KEITH: Most House Republicans voted against the aid for Hurricane Sandy. Five of the seven members of the Oklahoma congressional delegation voted no. They objected to spending unrelated to the hurricane in the Sandy bill - that and it's adding to the deficit.

SEN. TOM COBURN: It's about priority.

KEITH: Tom Coburn, Oklahoma's junior senator is a Republican, as is every other member of Congress from this, the only state where every county voted against Barack Obama. Coburn was outspoken in his opposition to the Sandy aid bill.

COBURN: We don't have the courage to actually go through and make hard choices about what works and what doesn't, what's a priority and what is not.

KEITH: It turns out money added to the disaster relief fund as part of the Sandy bill is now helping people in Moore, Oklahoma. Congressman Cole had no way of knowing that last winter when he argued in favor of the bill. But now, as a result, it probably won't be necessary to enact a fresh disaster funding bill for the devastation in Moore.

COLE: We're not going to have that problem 'cause we're operating out of already appropriated funds, thanks to, guess what, the generosity of the American people.

KEITH: But even in Moore, some still question whether Cole's vote was the right choice.

(SOUNDBITE OF CLANGING)

UNIDENTIFIED WOMAN: You want breakfast?

KEITH: At a restaurant called Sunny Side Up, a group of men, all members of the First Baptist Church, gather for breakfast.

KEN WEBSTER: I think federal aid should be offset. You know, we need to balance our budget.

KEITH: Ken Webster came away from the tornado unscathed - but it was close.

WEBSTER: I'm right across the street from the school that got hit. I'm four houses away.

KEITH: He says churches and private citizens have stepped in to help, and if the government really is needed, those funds should be cut from somewhere else in the budget. He's a big fan of Tom Cole and seems a bit surprised that his congressman voted for the Sandy aid bill.

WEBSTER: Well, you know, I mean, let's face it, we all have second thoughts. He probably - if you ask him - if you had it do over again and voted for that, would you want to offset it?

KEITH: I tell Webster that Cole absolutely stands by his vote.

WEBSTER: Oh yeah.
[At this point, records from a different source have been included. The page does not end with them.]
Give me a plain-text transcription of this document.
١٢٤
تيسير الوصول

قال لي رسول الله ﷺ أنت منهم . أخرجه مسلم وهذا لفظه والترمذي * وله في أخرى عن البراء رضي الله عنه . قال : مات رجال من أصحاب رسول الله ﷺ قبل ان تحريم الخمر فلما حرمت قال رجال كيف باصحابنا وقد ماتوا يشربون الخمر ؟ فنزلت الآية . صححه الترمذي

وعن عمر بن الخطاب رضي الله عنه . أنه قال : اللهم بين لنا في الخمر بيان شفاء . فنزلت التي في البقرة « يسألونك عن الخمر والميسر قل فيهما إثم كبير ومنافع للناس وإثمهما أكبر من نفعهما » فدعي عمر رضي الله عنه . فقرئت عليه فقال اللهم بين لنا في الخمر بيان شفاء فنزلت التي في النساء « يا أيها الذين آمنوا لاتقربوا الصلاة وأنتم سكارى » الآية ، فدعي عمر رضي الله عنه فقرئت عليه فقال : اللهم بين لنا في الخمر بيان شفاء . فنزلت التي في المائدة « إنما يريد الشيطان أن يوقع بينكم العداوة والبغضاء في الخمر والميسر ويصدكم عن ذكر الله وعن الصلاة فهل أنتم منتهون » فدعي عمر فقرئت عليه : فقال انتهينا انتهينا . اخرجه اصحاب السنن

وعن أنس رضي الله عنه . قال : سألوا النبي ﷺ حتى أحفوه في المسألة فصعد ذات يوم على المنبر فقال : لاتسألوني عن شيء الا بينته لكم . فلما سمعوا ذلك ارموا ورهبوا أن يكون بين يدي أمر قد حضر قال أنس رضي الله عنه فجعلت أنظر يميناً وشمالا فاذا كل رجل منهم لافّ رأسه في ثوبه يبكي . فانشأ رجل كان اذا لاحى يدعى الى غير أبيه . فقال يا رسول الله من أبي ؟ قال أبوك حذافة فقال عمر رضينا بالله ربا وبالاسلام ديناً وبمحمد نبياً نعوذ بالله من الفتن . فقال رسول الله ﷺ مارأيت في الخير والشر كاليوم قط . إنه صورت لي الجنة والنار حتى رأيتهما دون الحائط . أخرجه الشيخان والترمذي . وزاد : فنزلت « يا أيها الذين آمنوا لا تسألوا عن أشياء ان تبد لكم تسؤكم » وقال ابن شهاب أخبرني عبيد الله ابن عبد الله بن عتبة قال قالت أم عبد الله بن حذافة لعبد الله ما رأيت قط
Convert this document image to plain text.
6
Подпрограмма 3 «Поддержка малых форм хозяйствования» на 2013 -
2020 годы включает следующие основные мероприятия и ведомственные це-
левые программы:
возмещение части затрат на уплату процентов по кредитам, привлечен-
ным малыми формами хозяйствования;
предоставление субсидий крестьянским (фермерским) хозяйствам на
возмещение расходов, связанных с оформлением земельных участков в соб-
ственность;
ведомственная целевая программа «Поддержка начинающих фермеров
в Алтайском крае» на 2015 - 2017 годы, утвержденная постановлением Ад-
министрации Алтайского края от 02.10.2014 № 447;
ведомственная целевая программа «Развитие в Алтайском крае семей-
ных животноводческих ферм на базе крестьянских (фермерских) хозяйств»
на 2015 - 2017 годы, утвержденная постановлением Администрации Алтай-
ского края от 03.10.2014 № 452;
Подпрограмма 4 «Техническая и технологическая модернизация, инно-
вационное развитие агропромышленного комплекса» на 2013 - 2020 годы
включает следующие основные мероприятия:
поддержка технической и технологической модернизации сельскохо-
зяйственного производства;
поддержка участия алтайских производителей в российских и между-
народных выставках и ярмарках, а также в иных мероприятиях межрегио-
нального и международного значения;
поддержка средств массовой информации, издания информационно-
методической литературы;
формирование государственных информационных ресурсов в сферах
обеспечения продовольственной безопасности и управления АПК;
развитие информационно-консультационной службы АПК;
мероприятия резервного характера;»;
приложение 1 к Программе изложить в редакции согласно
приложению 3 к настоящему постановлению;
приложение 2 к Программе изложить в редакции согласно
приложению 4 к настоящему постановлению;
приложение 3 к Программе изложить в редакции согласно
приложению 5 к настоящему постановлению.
Hey, you know, I think that Tom Cole can make his little mistakes and I'll still forgive him.

KEITH: As Cole sees it, with divided government, any bill that passes the Republican House and the Democratic Senate and gets a signature from the president is going to require some compromise.

COLE: I actually think people are much more reasonable than politicians sometimes. And if you'll come back and explain the issue to them, they usually understand, so. And if they don't, that's fine. That's what politics is all about.

KEITH: And sometimes something comes along that transcends politics, like what happened in Moore. Tamara Keith, NPR News, Oklahoma City.